Fifty-one-year-old Gordon Cowden was the oldest of the 12 people killed in the massacre at the "Dark Knight Rises." His teenage children escaped unharmed.
Cowden lived in Aurora, the Denver suburb where the theater is located. A family statement described him as a "true Texas gentleman" who loved the outdoors and owned his own business.
"A quick-witted world traveler with a keen sense of humor, he will be remembered for his devotion to his children and for always trying his best to do the right thing, no matter the obstacle," his family said.
Carrying flowers and passing a large portrait of Cowden, about 150 mourners gathered for the memorial at a Denver church. Colorado Gov. John Hickenlooper paused at the photo before entering the church.
The memorial was also attended by Aurora Mayor Steve Hogan and Aurora Police Chief Dan Oates.
Later this week, families of other victims planned to say their final goodbyes.
Funerals were planned in towns from San Antonio, home of aspiring sportscaster Jessica Ghawi, to Crystal Lake, Ill., hometown of Navy intelligence officer John Thomas Larimer.
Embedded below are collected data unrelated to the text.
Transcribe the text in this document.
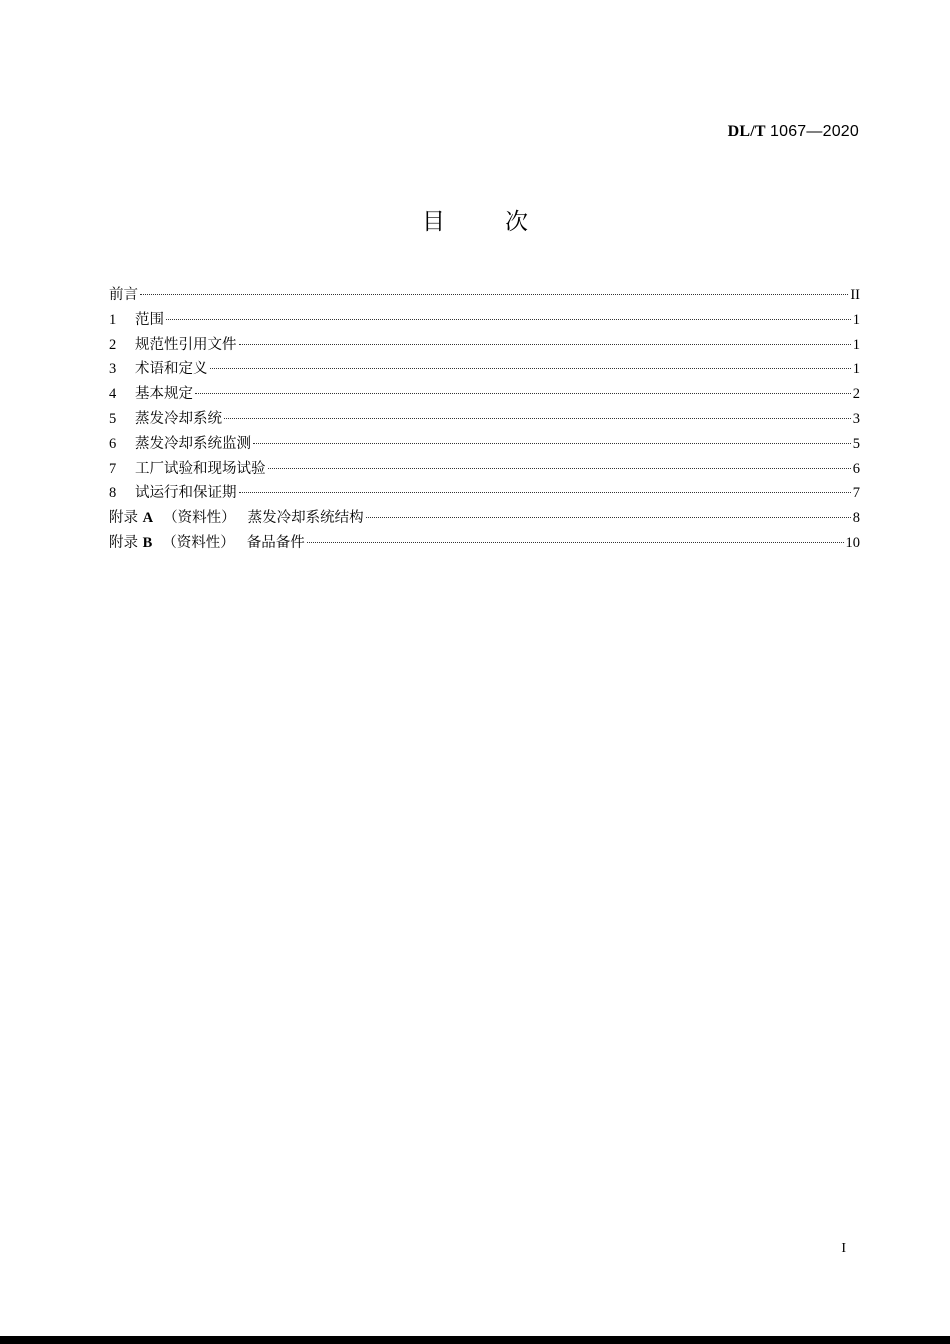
DL/T 1067—2020
目次
前言	II
1	范围	1
2	规范性引用文件	1
3	术语和定义	1
4	基本规定	2
5	蒸发冷却系统	3
6	蒸发冷却系统监测	5
7	工厂试验和现场试验	6
8	试运行和保证期	7
附录 A （资料性） 蒸发冷却系统结构	8
附录 B （资料性） 备品备件	10
I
Also Wednesday, residents of the apartment building where shooting suspect James Holmes lived were waiting to see if they could return home five days after the shooting.
The small building near the University of Colorado, Denver, medical campus was cleared as a precaution because police said Holmes had booby trapped his apartment with a trip wire, explosives and unknown liquids.
Because many of the shooting victims have families outside Denver, authorities have assigned each victim's family a communications officer to keep them updated on the case.
Holmes is due in court next Monday, when he will hear the charges against him.